If you’re beginning to wade into the waters of Robotic Process Automation or RPA, you’re not alone. According to Gartner, RPA software grew 63.1% in 2018, to $846 million, making it the fastest-growing segment of the global enterprise software market. Banks — with many legacy systems — are leading the way in RPA adoption. In one striking example, financial services organizations make up 51% of RPA adoption in Canada.
What kinds of opportunities are driving RPA growth in banking?
Banks lead in automation for a number of reasons. Systems are both legacy and mission-critical, making wholesale replacement risky. People are heavily involved in many tasks, and the regulatory environment adds to the number of processes that need to be performed. Finally, consumers demand digital banking, increasing requirements for banking speed and agility.
These drivers of automation have enabled RPA to penetrate huge areas of bank operations, including:
- Opening and closing accounts
- Processing loan applications
- Performing back-office functions for trades
- Ensuring compliance and KYC requirements are met
- Automating accounting processes and checks
- Performing risk management analyses such as stress tests
- Resolving customer service requests
- Automating HR tasks
How do you identify processes and tasks that are best suited for RPA?
This list of commonly-automated bank operations is more a list of destinations than a roadmap for your RPA initiative. To get started, you need to first identify possible areas for improvement with optimal “scores” in three categories: repetitiveness, potential KPI improvements, and project scope. We’ll discuss each category in turn.

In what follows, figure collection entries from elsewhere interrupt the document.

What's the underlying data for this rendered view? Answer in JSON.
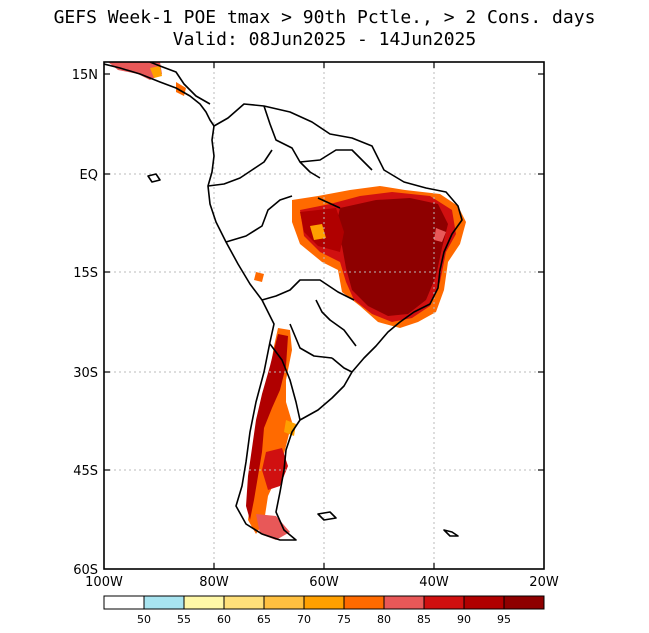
{
  "title": {
    "line1": "GEFS Week-1 POE tmax > 90th Pctle., > 2 Cons. days",
    "line2": "Valid: 08Jun2025 - 14Jun2025"
  },
  "map": {
    "lat_labels": [
      "15N",
      "EQ",
      "15S",
      "30S",
      "45S",
      "60S"
    ],
    "lon_labels": [
      "100W",
      "80W",
      "60W",
      "40W",
      "20W"
    ],
    "extent": {
      "lon_min": -100,
      "lon_max": -20,
      "lat_min": -60,
      "lat_max": 15
    }
  },
  "legend": {
    "labels": [
      "50",
      "55",
      "60",
      "65",
      "70",
      "75",
      "80",
      "85",
      "90",
      "95"
    ],
    "colors": [
      "#ffffff",
      "#a8e4f0",
      "#fff8a8",
      "#ffe07a",
      "#ffc040",
      "#ffa000",
      "#ff6a00",
      "#e85858",
      "#d01010",
      "#b00000",
      "#8e0000"
    ]
  }
}
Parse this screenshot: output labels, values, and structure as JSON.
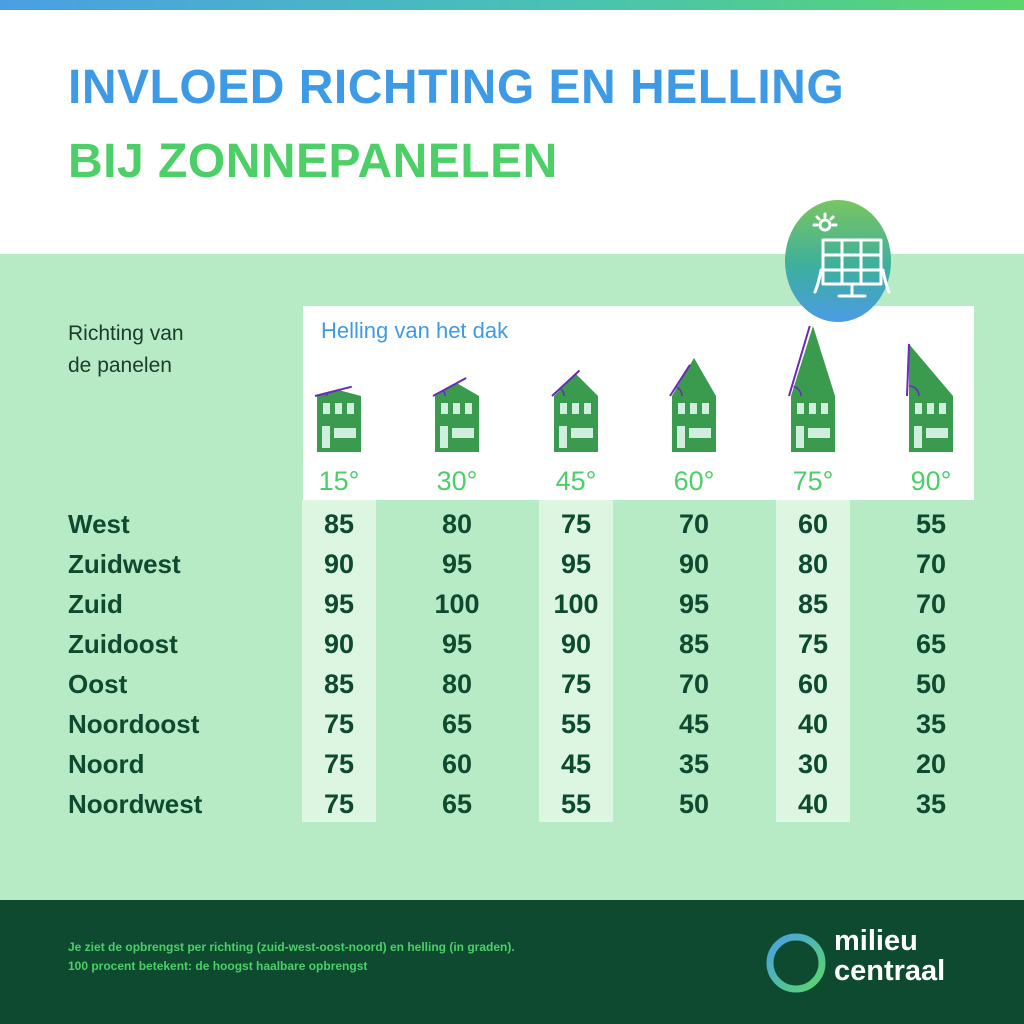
{
  "header": {
    "title_line1": "INVLOED RICHTING EN HELLING",
    "title_line2": "BIJ ZONNEPANELEN"
  },
  "icons": {
    "badge": "solar-panel-icon",
    "sun": "sun-icon",
    "house": "house-icon",
    "logo": "ring-logo-icon"
  },
  "colors": {
    "title_blue": "#3f9ae6",
    "title_green": "#4dcf68",
    "panel_bg": "#b7ebc5",
    "column_highlight": "#dcf6e2",
    "house_green": "#3a9a4e",
    "roof_line": "#6a2ab8",
    "text_dark": "#0e4a30",
    "footer_bg": "#0e4a30"
  },
  "chart_data": {
    "type": "table",
    "row_header": "Richting van\nde panelen",
    "column_header": "Helling van het dak",
    "columns": [
      "15°",
      "30°",
      "45°",
      "60°",
      "75°",
      "90°"
    ],
    "highlighted_columns": [
      "15°",
      "45°",
      "75°"
    ],
    "rows": [
      {
        "label": "West",
        "values": [
          85,
          80,
          75,
          70,
          60,
          55
        ]
      },
      {
        "label": "Zuidwest",
        "values": [
          90,
          95,
          95,
          90,
          80,
          70
        ]
      },
      {
        "label": "Zuid",
        "values": [
          95,
          100,
          100,
          95,
          85,
          70
        ]
      },
      {
        "label": "Zuidoost",
        "values": [
          90,
          95,
          90,
          85,
          75,
          65
        ]
      },
      {
        "label": "Oost",
        "values": [
          85,
          80,
          75,
          70,
          60,
          50
        ]
      },
      {
        "label": "Noordoost",
        "values": [
          75,
          65,
          55,
          45,
          40,
          35
        ]
      },
      {
        "label": "Noord",
        "values": [
          75,
          60,
          45,
          35,
          30,
          20
        ]
      },
      {
        "label": "Noordwest",
        "values": [
          75,
          65,
          55,
          50,
          40,
          35
        ]
      }
    ]
  },
  "footer": {
    "note_line1": "Je ziet de opbrengst per richting (zuid-west-oost-noord) en helling (in graden).",
    "note_line2": "100 procent betekent: de hoogst haalbare opbrengst",
    "logo_line1": "milieu",
    "logo_line2": "centraal"
  }
}
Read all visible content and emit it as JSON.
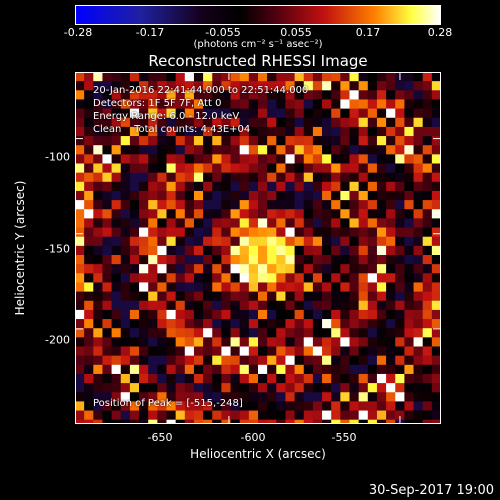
{
  "colorbar": {
    "ticks": [
      "-0.28",
      "-0.17",
      "-0.055",
      "0.055",
      "0.17",
      "0.28"
    ],
    "unit_label": "(photons cm⁻² s⁻¹ asec⁻²)"
  },
  "chart_data": {
    "type": "heatmap",
    "title": "Reconstructed RHESSI Image",
    "xlabel": "Heliocentric X (arcsec)",
    "ylabel": "Heliocentric Y (arcsec)",
    "xlim": [
      -695,
      -588
    ],
    "ylim": [
      -250,
      -65
    ],
    "x_ticks": [
      "-650",
      "-600",
      "-550"
    ],
    "y_ticks": [
      "-100",
      "-150",
      "-200"
    ],
    "x_tick_values": [
      -650,
      -600,
      -550
    ],
    "y_tick_values": [
      -100,
      -150,
      -200
    ],
    "clim": [
      -0.28,
      0.28
    ],
    "colormap": "RHESSI blue-black-red-yellow-white",
    "peak": {
      "x": -515,
      "y": -248,
      "value": 0.28
    },
    "info_lines": [
      "20-Jan-2016 22:41:44.000 to 22:51:44.000",
      "Detectors: 1F 5F 7F, Att 0",
      "Energy Range: 6.0 - 12.0 keV",
      "Clean    Total counts: 4.43E+04"
    ],
    "peak_label": "Position of Peak = [-515,-248]"
  },
  "footer": {
    "date": "30-Sep-2017 19:00"
  }
}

1. Highly repetitive tasks
RPA articles inevitably bring up “repetitiveness” as the primary characteristic of tasks and processes that should be automated. But what does repetitive mean, specifically? Here are some considerations:
- Paper to application and application to application — Data entry, whether entering information from paper forms and print outs or from one system to another, is a classic RPA use case. Applications for loans or new accounts are great examples of data entry tasks. Of course, even new digital banking applications may seem automated from the customers’ perspective, but the data collected on a website may need to be manually entered into a back-end system.
- External systems checks — Credit checks and other data collection tasks involving external systems are a part of many banking processes, often required by regulations.
- Comparisons of values and conditional checks — Ensuring that values match in more than one system or dataset corrects errors. Finance department tasks like bank account reconciliation and accounts payable are examples of this sort of repetitiveness. Other examples are quality checks; finding and closing zero-balance accounts is an example of scanning for a condition in a system and automating action once a condition is met.
- Required steps and prescribed options — If a task or process has steps that are required — either by regulation, policy, or practice — then this activity may be appropriate for RPA. The steps should be the same or have limited variation each time that they are executed. If there are options in the process, each path should also have defined steps.
2. Meaningful KPI improvements
Another category to consider is the expected upside in cost or time reductions, improved quality, top-line improvement, and/or increased customer satisfaction. Whether you choose loan processing or trade execution, certain processes are more important for your business, and there are examples available to help you benchmark expected returns. Keep in mind that big initial wins don’t come by automating whole processes. See this post on the 4 Stages of an Effective RPA Initiative.
3. Ideal project scope
The last consideration is to take stock of your RPA readiness and select projects that are right-sized. A tactical project that improves the lives of employees is entirely appropriate for a pilot, when a primary objective is to garner support for RPA within your organization. In an early stage of RPA readiness, it can be disastrous to take on a large, complex process.
Consider these aspects of a project when assessing complexity:
- How many people does the process touch? Does the process span multiple people and divisions? Have you considered the human aspects of RPA adoption? How many systems are involved?
- How mission-critical is the process? Have you tackled easier tasks and processes before trying your most important process for creating value? Do you have the expertise and buy-in to handle a high-profile project?
- How hardened is the process? Do you really understand the process? Is the “happy path” scenario assumed, when in reality, exceptions are the norm?
As you get deeper into RPA, tactical wins lead to more complex optimizations that touch more of your organization. Selecting the right projects, particularly at the beginning, helps you to navigate to greater efficiencies to edge out competition and ultimately serve customers better.